President of Hercules, Charles Higgins, Fires a Bazooka (circa 1941–1945)
In the opening days of World War II, rockets propelled by bazookas proved to be an effective antiaircraft and antitank weapon. Hercules’s Sunflower Ordnance Works was outfitted to make the rocket powder used in bazookas and became the largest producer of rocket powder in the United States. In this photograph Hercules president Charles Higgins fires a bazooka while visiting the facility.
Thanite (1944)
Thanite, a terpene-based insecticide, was developed by the Naval Stores and Research divisions as one of Hercules’s several forays into the insecticide market.
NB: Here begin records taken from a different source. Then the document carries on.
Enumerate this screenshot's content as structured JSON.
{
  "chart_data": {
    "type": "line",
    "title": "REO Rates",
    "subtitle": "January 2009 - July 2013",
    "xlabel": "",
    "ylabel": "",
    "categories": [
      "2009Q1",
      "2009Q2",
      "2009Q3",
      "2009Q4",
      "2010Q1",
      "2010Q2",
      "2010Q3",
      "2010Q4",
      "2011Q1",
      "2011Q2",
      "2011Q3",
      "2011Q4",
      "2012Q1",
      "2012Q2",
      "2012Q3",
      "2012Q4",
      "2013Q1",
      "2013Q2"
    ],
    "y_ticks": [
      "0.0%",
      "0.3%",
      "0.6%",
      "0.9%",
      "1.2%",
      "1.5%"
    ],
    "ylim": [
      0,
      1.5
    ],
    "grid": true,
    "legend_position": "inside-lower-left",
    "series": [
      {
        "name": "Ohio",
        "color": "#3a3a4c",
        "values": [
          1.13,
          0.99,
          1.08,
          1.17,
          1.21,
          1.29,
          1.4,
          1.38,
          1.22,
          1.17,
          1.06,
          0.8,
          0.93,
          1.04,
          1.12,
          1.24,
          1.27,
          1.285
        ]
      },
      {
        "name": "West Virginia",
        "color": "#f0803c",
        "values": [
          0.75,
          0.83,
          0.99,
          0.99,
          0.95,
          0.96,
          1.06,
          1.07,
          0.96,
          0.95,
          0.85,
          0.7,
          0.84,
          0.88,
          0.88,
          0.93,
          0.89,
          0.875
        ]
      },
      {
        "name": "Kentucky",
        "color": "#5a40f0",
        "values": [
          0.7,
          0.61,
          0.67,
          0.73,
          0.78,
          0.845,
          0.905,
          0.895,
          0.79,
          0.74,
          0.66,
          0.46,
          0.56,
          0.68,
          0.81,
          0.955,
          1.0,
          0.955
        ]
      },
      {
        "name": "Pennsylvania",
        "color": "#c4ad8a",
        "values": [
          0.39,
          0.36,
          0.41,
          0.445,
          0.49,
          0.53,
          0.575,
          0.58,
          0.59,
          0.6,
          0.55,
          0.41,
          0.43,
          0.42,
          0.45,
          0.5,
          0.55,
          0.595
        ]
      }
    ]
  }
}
It proved to be particularly popular during World War II after ingredients for other insecticides were reallocated by the War Production Board. In 1944 the U.S. government provided funds to Hercules to build a DDT plant in Parlin, New Jersey. Thanite soon fell out of favor as DDT replaced it in most applications.
Minuteman (circa 1959)
After the Soviet Union’s first successful detonation of a hydrogen bomb in 1953, the United States began a vast program to build missiles capable of carrying atomic weapons from the interior of the United States to the Soviet Union. The Minuteman, which fires in three stages, was the country’s first solid-fuel motor used in the intercontinental ballistic missile program; these missiles could be launched much more quickly than their liquid-fueled predecessors. Hercules built the stage-three motor (pictured here), which fired 120 seconds after launch and was contained within a filament-wound fiberglass case. Hercules soon followed this motor with the A-2, used on the U.S. Navy’s submarine-launched Polaris missiles.
Pegasus Rocket (circa 1990)
In 1988 Hercules acquired an equity stake in Orbital Sciences Corporation, which specializes in the manufacture and launch of satellites. Hercules used this newly acquired expertise to produce the Pegasus rocket, which was designed to be launched from a B-52 while in flight and to carry commercial satellites into orbit. The Pegasus rocket is still in use today.
The images for this photoessay come from the Hercules Archives at the Science History Institute.